In committee testimony, he explained that he learned about the co-pay avoidance scheme last year while handling a constituent service matter. “In casually talking with the state employee,” he said, “she divulged that she used MaineCare for her insurance so that she would not have to pay co-payments for medical services. I hung up the phone, hardly believing what I had just heard.”

Rep. Cray told the committee that further investigation revealed that approximately 175 state employees were receiving MaineCare benefits, along with and 85 retired state employees. He attached a list for the committee’s review.

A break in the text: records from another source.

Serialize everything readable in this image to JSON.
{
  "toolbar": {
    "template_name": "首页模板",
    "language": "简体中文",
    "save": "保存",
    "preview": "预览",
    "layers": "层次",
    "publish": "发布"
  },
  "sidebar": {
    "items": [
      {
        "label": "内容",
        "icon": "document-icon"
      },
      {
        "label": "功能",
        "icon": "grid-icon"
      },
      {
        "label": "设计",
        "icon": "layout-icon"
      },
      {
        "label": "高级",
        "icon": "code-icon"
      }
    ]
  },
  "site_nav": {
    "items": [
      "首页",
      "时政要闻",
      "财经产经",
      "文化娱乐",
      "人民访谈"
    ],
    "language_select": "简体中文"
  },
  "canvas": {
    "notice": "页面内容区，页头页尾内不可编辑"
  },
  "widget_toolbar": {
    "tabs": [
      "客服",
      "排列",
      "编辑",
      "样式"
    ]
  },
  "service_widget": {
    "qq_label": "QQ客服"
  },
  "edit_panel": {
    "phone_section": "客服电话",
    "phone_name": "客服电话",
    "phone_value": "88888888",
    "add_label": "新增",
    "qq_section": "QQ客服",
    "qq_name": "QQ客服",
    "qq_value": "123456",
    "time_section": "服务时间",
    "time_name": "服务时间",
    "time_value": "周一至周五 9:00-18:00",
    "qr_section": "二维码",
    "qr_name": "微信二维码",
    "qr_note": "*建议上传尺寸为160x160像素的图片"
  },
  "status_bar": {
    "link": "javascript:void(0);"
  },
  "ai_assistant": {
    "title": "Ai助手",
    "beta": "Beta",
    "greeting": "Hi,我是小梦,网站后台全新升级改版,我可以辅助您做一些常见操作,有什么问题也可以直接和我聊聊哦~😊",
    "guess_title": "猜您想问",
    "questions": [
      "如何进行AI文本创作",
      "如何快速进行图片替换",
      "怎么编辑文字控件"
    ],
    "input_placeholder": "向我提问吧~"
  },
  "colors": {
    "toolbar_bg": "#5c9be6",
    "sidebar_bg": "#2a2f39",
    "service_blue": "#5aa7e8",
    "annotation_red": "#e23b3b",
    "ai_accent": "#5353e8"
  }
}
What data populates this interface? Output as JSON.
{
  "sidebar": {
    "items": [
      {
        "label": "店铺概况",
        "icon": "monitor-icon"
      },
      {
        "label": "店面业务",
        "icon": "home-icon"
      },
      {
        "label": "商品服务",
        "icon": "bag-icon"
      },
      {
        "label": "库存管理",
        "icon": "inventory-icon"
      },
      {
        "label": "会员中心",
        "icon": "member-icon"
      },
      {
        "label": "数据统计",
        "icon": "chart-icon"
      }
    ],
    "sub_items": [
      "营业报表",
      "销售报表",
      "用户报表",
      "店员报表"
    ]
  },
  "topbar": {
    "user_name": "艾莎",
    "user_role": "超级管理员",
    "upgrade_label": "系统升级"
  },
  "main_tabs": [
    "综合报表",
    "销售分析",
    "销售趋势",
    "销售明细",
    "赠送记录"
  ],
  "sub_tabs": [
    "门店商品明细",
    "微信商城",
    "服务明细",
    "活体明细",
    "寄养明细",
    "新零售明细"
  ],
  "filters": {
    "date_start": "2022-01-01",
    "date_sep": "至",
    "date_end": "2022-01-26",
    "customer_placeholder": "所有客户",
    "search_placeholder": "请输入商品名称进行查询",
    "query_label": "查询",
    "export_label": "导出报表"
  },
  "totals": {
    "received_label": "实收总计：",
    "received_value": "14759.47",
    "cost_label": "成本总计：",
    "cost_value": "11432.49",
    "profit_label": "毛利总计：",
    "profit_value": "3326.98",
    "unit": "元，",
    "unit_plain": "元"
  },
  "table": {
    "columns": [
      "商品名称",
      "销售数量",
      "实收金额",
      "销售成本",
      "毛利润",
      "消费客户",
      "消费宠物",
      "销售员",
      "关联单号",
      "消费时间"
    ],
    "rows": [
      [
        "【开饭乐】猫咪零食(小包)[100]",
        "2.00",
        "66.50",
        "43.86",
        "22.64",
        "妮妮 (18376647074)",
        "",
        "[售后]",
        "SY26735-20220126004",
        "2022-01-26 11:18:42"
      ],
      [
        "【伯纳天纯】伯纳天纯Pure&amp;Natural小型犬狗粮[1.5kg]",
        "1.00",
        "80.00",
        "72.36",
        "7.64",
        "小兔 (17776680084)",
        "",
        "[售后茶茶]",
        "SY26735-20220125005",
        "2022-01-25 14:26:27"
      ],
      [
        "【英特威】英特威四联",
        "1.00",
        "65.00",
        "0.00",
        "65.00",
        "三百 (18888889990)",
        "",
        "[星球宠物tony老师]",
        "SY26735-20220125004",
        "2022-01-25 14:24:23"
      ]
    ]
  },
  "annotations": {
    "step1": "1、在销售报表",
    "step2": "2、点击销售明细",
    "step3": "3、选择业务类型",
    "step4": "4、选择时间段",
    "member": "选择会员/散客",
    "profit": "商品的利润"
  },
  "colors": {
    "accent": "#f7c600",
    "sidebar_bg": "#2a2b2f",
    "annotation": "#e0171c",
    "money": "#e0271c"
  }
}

Private sector employees are exploiting Maine’s generous Medicaid system, too, he said. “Some employees have the option with their employers to receive additional pay in lieu of receiving insurance coverage under their employer’s plan,” he said. “They pocket the money and then turn around and enroll in MaineCare. That should not be allowed to happen and needs to be one of the first areas of the MaineCare system we fix.”

Rep. Cray has bipartisan support for the proposal, and he think his bill’s chances are good due to the state’s massive budget shortfall. “We need to look at restructuring MaineCare,” he said. “When the safety net is bigger than the net itself, maybe we need to look at what we are doing and who is actually receiving state-paid benefits that are supposed to be going to Maine’s poorest citizens.”

MaineCare has about 270,000 enrollees and costs about $2.4 billion per year, with some of the expense paid by the federal government. The last time Maine experienced a major budget crisis, in 1991, MaineCare had 110,000 members.